Longtemps, c’est-à-dire depuis sa sortie américaine en 1989, Lipstick traces resta un livre uniquement accessible aux amateurs éclairés sachant lire l’anglais. Aujourd’hui, il est disponible en langue française. Guillaume Godard, son traducteur, ouvre quelques pistes concernant le travail de son auteur, Greil Marcus.

Chronic’art : L’histoire de cette traduction commença comment pour vous ?

Guillaume Godard : C’est venu dans une conversation. Connaissant l’édition américaine, j’étais surpris et à la fois agacé que le livre ne soit pas traduit en français. Alors qu’il l’était déjà dans d’autres pays. Il n’existait qu’un texte de Greil Marcus traduit en France, un compte-rendu d’un concert de Woodstock. C’était un peu mince.

Vous occupez une place centrale en tant que traducteur. Etes-vous passé par des phases de découragements ?

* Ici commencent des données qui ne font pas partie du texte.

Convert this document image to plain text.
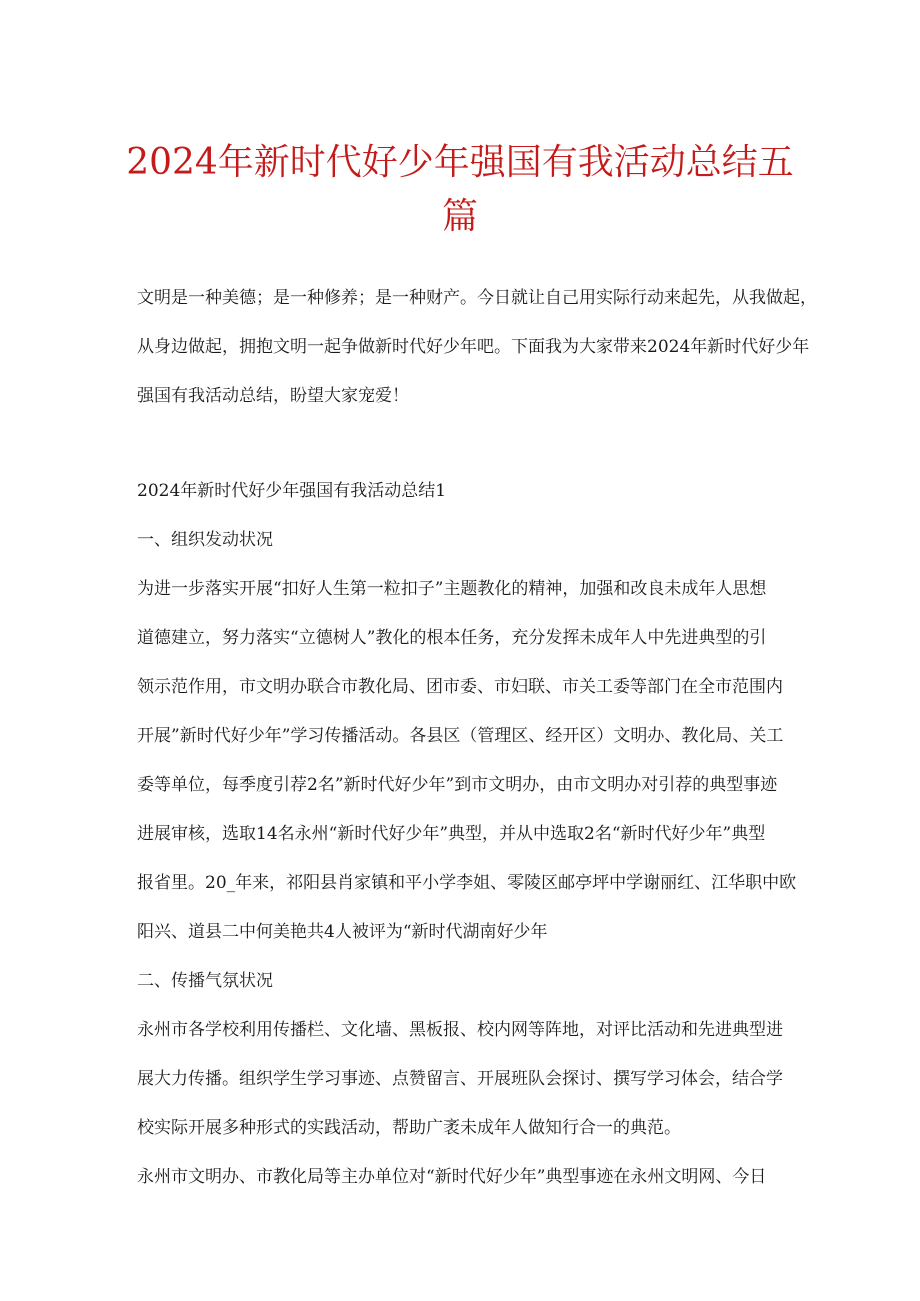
2024年新时代好少年强国有我活动总结五
篇
文明是一种美德；是一种修养；是一种财产。今日就让自己用实际行动来起先，从我做起，
从身边做起，拥抱文明一起争做新时代好少年吧。下面我为大家带来2024年新时代好少年
强国有我活动总结，盼望大家宠爱！
2024年新时代好少年强国有我活动总结1
一、组织发动状况
为进一步落实开展“扣好人生第一粒扣子”主题教化的精神，加强和改良未成年人思想
道德建立，努力落实“立德树人”教化的根本任务，充分发挥未成年人中先进典型的引
领示范作用，市文明办联合市教化局、团市委、市妇联、市关工委等部门在全市范围内
开展”新时代好少年”学习传播活动。各县区（管理区、经开区）文明办、教化局、关工
委等单位，每季度引荐2名”新时代好少年”到市文明办，由市文明办对引荐的典型事迹
进展审核，选取14名永州“新时代好少年”典型，并从中选取2名“新时代好少年”典型
报省里。20_年来，祁阳县肖家镇和平小学李姐、零陵区邮亭坪中学谢丽红、江华职中欧
阳兴、道县二中何美艳共4人被评为“新时代湖南好少年
二、传播气氛状况
永州市各学校利用传播栏、文化墙、黑板报、校内网等阵地，对评比活动和先进典型进
展大力传播。组织学生学习事迹、点赞留言、开展班队会探讨、撰写学习体会，结合学
校实际开展多种形式的实践活动，帮助广袤未成年人做知行合一的典范。
永州市文明办、市教化局等主办单位对“新时代好少年”典型事迹在永州文明网、今日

Ce qui est intéressant, c’est le livre. Greil lit le français, et pour cause. Je lui ai envoyé les chapitres au fur et à mesure. Il les a corrigés, complétés, parfois par une date ou un événement. Ce fut un échange incessant, très fructueux et motivant pour moi. Dix ans se sont passés depuis la première édition : des précisions ont donc été apportées par l’auteur, deux ou trois passages supprimés, d’autres modifiés. C’est un travail naturel après dix ans. De plus, on a retrouvé des photos qui dormaient dans des cartons : par exemple celle de Michel Mourre habillé en Dominicain et Serge Berna préparant l’assaut de Notre-Dame le 9 avril 1950.

Qu’est-ce ce qui en fait sa spécificité ?

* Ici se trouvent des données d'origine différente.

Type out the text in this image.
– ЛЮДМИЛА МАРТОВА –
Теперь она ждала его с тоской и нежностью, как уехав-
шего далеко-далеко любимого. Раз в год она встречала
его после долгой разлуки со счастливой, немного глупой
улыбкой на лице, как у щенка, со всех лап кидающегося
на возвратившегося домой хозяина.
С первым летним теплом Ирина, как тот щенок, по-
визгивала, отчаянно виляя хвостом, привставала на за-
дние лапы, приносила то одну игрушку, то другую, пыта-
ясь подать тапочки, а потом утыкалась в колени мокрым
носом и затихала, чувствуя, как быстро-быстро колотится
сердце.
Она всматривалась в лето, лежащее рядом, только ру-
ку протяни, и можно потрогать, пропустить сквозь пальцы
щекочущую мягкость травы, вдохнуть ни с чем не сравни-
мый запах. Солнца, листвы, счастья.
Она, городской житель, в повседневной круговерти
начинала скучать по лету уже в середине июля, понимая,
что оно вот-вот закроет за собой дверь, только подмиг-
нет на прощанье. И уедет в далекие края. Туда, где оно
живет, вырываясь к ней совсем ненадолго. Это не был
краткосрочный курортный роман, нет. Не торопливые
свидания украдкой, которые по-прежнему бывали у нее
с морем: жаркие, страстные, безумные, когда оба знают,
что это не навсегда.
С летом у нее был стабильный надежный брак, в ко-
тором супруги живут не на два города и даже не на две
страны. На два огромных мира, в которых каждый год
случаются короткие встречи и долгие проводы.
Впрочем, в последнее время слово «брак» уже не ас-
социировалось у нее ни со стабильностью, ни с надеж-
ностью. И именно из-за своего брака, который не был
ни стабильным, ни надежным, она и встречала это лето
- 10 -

Le livre apporte surtout un éclairage sur ce qui a précédé l’Internationale situationniste, c’est-à-dire l’Internationale lettriste. Greil est le premier à avoir soulevé le voile sur cette histoire, à avoir enquêté. Grâce à sa culture (philo, littérature), il a pu établir un certain nombre de passerelles avec ce qui a suivi, et notamment le punk. Car, quand le punk a surgi, il a eu cette intuition : tout ce qui arrive découle de mouvements antérieurs (symbolique de Johnny Rotten en croix, les cris d’anarchie et de destruction, etc.). Il est donc parti sur des bribes d’infos, établissant dès qu’il le pouvait des concordances entre ces différents univers : la littérature et l’histoire des idées et la musique.

On dépasse ici pourtant le cadre de l’étude historique.

C’est avant tout un livre sur des aventures humaines. Mais Greil rééquilibre un peu les choses. Par exemple, contrairement à ce que pas mal de gens disent en France, Dada ça c’est plutôt passé à Zurich et à Berlin qu’à Paris. De même, le surréalisme n’est pas l’apothéose de Dada, mais une réduction, une transgression de l’esprit dada pour bousculer un peu le bourgeois.

A votre avis, comment le livre va-t-il être reçu en France ?

En France, on a pas la même perception de la culture que les anglo-saxons. Il y a toujours quelque chose de péjoratif à parler de « culture populaire ». On se fait une très haute idée de la culture. Greil n’est pas dans cette tradition, c’est une évidence. Il ne donne pas de leçons. Il ne parle que de choses ultra-marginales pour un américain. C’est le trajet d’un amateur qui a vu que ces différents univers se fréquentaient. Il a trouvé des filiations qui aujourd’hui nous paraissent évidentes. Mais Lipstick traces est avant tout l’histoire de sa vie : l’histoire, au travers d’entretiens avec des artistes, des musiciens, des écrivains, d’une quête personnelle. Je me suis contenté d’ouvrir la porte. Ce n’est pas mon métier la traduction. Mais cela me ferait plaisir de traduire un autre livre de Greil.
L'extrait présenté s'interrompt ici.